Specific terms involve greater precision than heuristic terms. They need to be used when implementing solutions to the problems that heuristic terms approximate. Examples of more specific privacy-related terms are “confidentiality”, “obscurity”, “transparency”, and “due process”. Big data-related specific terms might refer to acting on inferences gleaned from data sets, the dramatic increase in data inputs and the specific design of algorithms to uncover surprising correlations.”

This construction resonates with me. Privacy is best understood as a complex bundle of interrelated rights, laws, concepts, and norms, and is best discussed within a broad framework of Fair Information Principles.
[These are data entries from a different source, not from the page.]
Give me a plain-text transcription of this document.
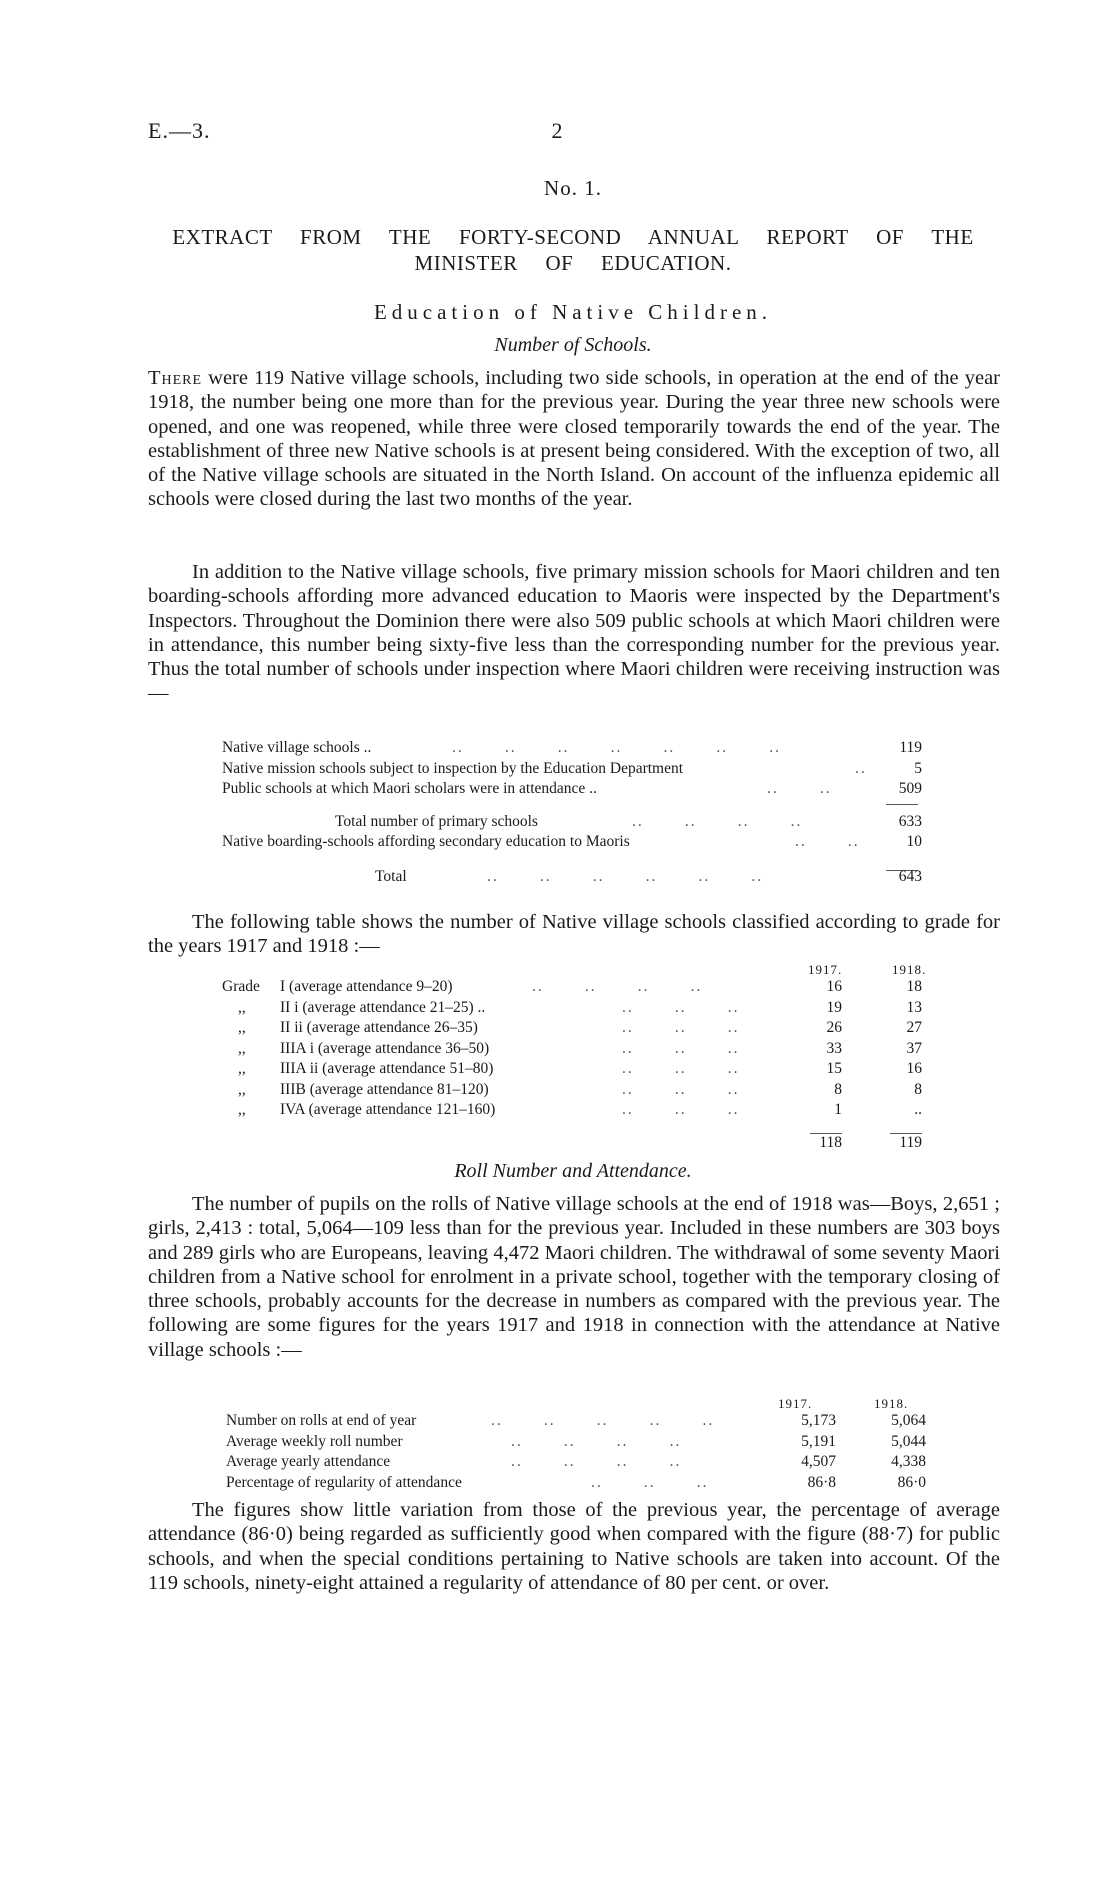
E.—3.	2
No. 1.
EXTRACT FROM THE FORTY-SECOND ANNUAL REPORT OF THE
MINISTER OF EDUCATION.
Education of Native Children.
Number of Schools.

There were 119 Native village schools, including two side schools, in operation at the end of the year 1918, the number being one more than for the previous year. During the year three new schools were opened, and one was reopened, while three were closed temporarily towards the end of the year. The establishment of three new Native schools is at present being considered. With the exception of two, all of the Native village schools are situated in the North Island. On account of the influenza epidemic all schools were closed during the last two months of the year.

In addition to the Native village schools, five primary mission schools for Maori children and ten boarding-schools affording more advanced education to Maoris were inspected by the Department's Inspectors. Throughout the Dominion there were also 509 public schools at which Maori children were in attendance, this number being sixty-five less than the corresponding number for the previous year. Thus the total number of schools under inspection where Maori children were receiving instruction was—

Native village schools ..	..       ..       ..       ..       ..       ..       ..	119
Native mission schools subject to inspection by the Education Department	..	5
Public schools at which Maori scholars were in attendance ..	..       ..	509
Total number of primary schools	..       ..       ..       ..	633
Native boarding-schools affording secondary education to Maoris	..       ..	10
Total	..       ..       ..       ..       ..       ..	643

The following table shows the number of Native village schools classified according to grade for the years 1917 and 1918 :—

1917.	1918.
Grade I (average attendance 9–20)	..       ..       ..       ..	16	18
,, II i (average attendance 21–25) ..	..       ..       ..	19	13
,, II ii (average attendance 26–35)	..       ..       ..	26	27
,, IIIA i (average attendance 36–50)	..       ..       ..	33	37
,, IIIA ii (average attendance 51–80)	..       ..       ..	15	16
,, IIIB (average attendance 81–120)	..       ..       ..	8	8
,, IVA (average attendance 121–160)	..       ..       ..	1	..
118	119
Roll Number and Attendance.

The number of pupils on the rolls of Native village schools at the end of 1918 was—Boys, 2,651 ; girls, 2,413 : total, 5,064—109 less than for the previous year. Included in these numbers are 303 boys and 289 girls who are Europeans, leaving 4,472 Maori children. The withdrawal of some seventy Maori children from a Native school for enrolment in a private school, together with the temporary closing of three schools, probably accounts for the decrease in numbers as compared with the previous year. The following are some figures for the years 1917 and 1918 in connection with the attendance at Native village schools :—

1917.	1918.
Number on rolls at end of year	..       ..       ..       ..       ..	5,173	5,064
Average weekly roll number	..       ..       ..       ..	5,191	5,044
Average yearly attendance	..       ..       ..       ..	4,507	4,338
Percentage of regularity of attendance	..       ..       ..	86·8	86·0

The figures show little variation from those of the previous year, the percentage of average attendance (86·0) being regarded as sufficiently good when compared with the figure (88·7) for public schools, and when the special conditions pertaining to Native schools are taken into account. Of the 119 schools, ninety-eight attained a regularity of attendance of 80 per cent. or over.
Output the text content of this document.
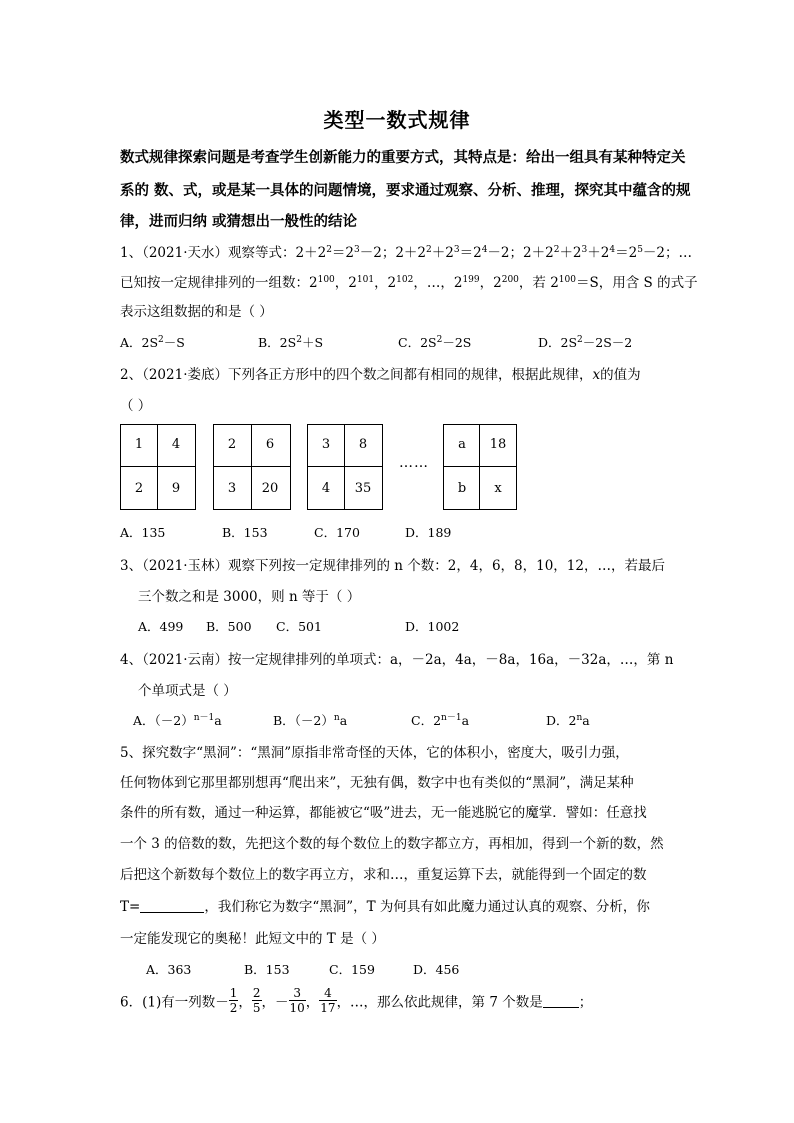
类型一数式规律
数式规律探索问题是考查学生创新能力的重要方式，其特点是：给出一组具有某种特定关
系的 数、式，或是某一具体的问题情境，要求通过观察、分析、推理，探究其中蕴含的规
律，进而归纳 或猜想出一般性的结论
1、（2021·天水）观察等式：$2+2^2=2^3-2$；$2+2^2+2^3=2^4-2$；$2+2^2+2^3+2^4=2^5-2$；…
已知按一定规律排列的一组数：$2^{100}$，$2^{101}$，$2^{102}$，…，$2^{199}$，$2^{200}$，若 $2^{100}=S$，用含 S 的式子
表示这组数据的和是（ ）
A．$2S^2-S$	B．$2S^2+S$	C．$2S^2-2S$	D．$2S^2-2S-2$
2、（2021·娄底）下列各正方形中的四个数之间都有相同的规律，根据此规律，x的值为
（ ）
1	4
2	9
2	6
3	20
3	8
4	35
……
a	18
b	x
A．135	B．153	C．170	D．189
3、（2021·玉林）观察下列按一定规律排列的 n 个数：2，4，6，8，10，12，…，若最后
三个数之和是 3000，则 n 等于（ ）
A．499 B．500 C．501	D．1002
4、（2021·云南）按一定规律排列的单项式：a，－2a，4a，－8a，16a，－32a，…，第 n
个单项式是（ ）
A．$(-2)^{n-1}a$	B．$(-2)^na$	C．$2^{n-1}a$	D．2$^n$a
5、探究数字“黑洞”：“黑洞”原指非常奇怪的天体，它的体积小，密度大，吸引力强，
任何物体到它那里都别想再“爬出来”，无独有偶，数字中也有类似的“黑洞”，满足某种
条件的所有数，通过一种运算，都能被它“吸”进去，无一能逃脱它的魔掌．譬如：任意找
一个 3 的倍数的数，先把这个数的每个数位上的数字都立方，再相加，得到一个新的数，然
后把这个新数每个数位上的数字再立方，求和…，重复运算下去，就能得到一个固定的数
T=	，我们称它为数字“黑洞”，T 为何具有如此魔力通过认真的观察、分析，你
一定能发现它的奥秘！此短文中的 T 是（ ）
A．363	B．153	C．159	D．456
6．(1)有一列数－ $\frac{1}{2}$ ， $\frac{2}{5}$ ，－ $\frac{3}{10}$ ， $\frac{4}{17}$ ，…，那么依此规律，第 7 个数是	；
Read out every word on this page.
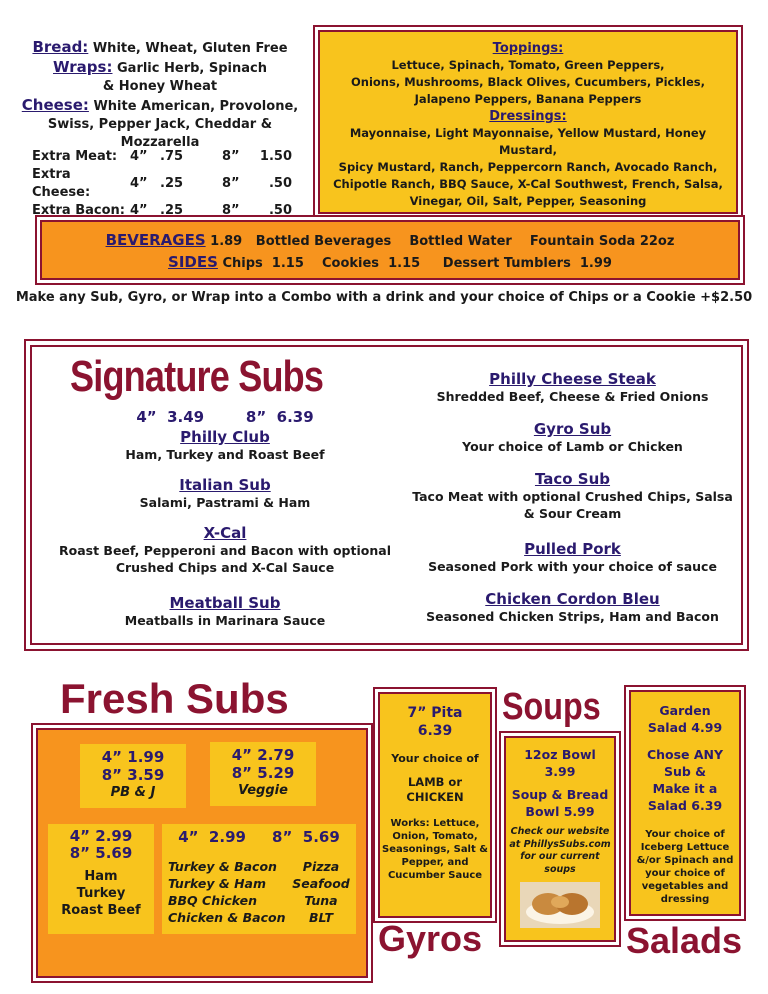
Bread: White, Wheat, Gluten Free
Wraps: Garlic Herb, Spinach
& Honey Wheat
Cheese: White American, Provolone,
Swiss, Pepper Jack, Cheddar & Mozzarella
Extra Meat:	4”	.75	8”	1.50
Extra Cheese:	4”	.25	8”	.50
Extra Bacon:	4”	.25	8”	.50
Toppings:
Lettuce, Spinach, Tomato, Green Peppers,
Onions, Mushrooms, Black Olives, Cucumbers, Pickles,
Jalapeno Peppers, Banana Peppers
Dressings:
Mayonnaise, Light Mayonnaise, Yellow Mustard, Honey Mustard,
Spicy Mustard, Ranch, Peppercorn Ranch, Avocado Ranch,
Chipotle Ranch, BBQ Sauce, X-Cal Southwest, French, Salsa,
Vinegar, Oil, Salt, Pepper, Seasoning
BEVERAGES 1.89   Bottled Beverages    Bottled Water    Fountain Soda 22oz
SIDES Chips  1.15    Cookies  1.15     Dessert Tumblers  1.99
Make any Sub, Gyro, or Wrap into a Combo with a drink and your choice of Chips or a Cookie +$2.50
Signature Subs
4”  3.49        8”  6.39
Philly Club
Ham, Turkey and Roast Beef
Italian Sub
Salami, Pastrami & Ham
X-Cal
Roast Beef, Pepperoni and Bacon with optional
Crushed Chips and X-Cal Sauce
Meatball Sub
Meatballs in Marinara Sauce
Philly Cheese Steak
Shredded Beef, Cheese & Fried Onions
Gyro Sub
Your choice of Lamb or Chicken
Taco Sub
Taco Meat with optional Crushed Chips, Salsa
& Sour Cream
Pulled Pork
Seasoned Pork with your choice of sauce
Chicken Cordon Bleu
Seasoned Chicken Strips, Ham and Bacon
Fresh Subs
4” 1.99
8” 3.59
PB & J
4” 2.79
8” 5.29
Veggie
4” 2.99
8” 5.69
Ham
Turkey
Roast Beef
4”  2.99     8”  5.69
Turkey & Bacon
Turkey & Ham
BBQ Chicken
Chicken & Bacon
Pizza
Seafood
Tuna
BLT
7” Pita
6.39
Your choice of
LAMB or
CHICKEN
Works: Lettuce,
Onion, Tomato,
Seasonings, Salt &
Pepper, and
Cucumber Sauce
Gyros
Soups
12oz Bowl
3.99
Soup & Bread
Bowl 5.99
Check our website
at PhillysSubs.com
for our current
soups
Garden
Salad 4.99
Chose ANY
Sub &
Make it a
Salad 6.39
Your choice of
Iceberg Lettuce
&/or Spinach and
your choice of
vegetables and
dressing
Salads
Likewise, Big Data is best understood as a complex bundle of interrelated issues regarding inferring value from the data through analysis and understanding and visualization of large data sets, and broadly includes the issues of data size, data velocity, data variety, data source, accuracy, data analytics and predictive analysis, and scoring, among many others.

The terms “privacy” and “big data” have suffered from rhetorical extremism and overly flippant use in some quarters. The two terms have also suffered from being broadly linked without proper factual basis or specificity. Big Data does not always invoke privacy issues, and this is important to acknowledge so that when large datasets do carry privacy risks, that those real risks get attention and mitigation. This article takes a step toward finding a more informed and moderate middle ground where a real discussion of both concepts — and how they do and do not interrelate — can take place.

–Pam Dixon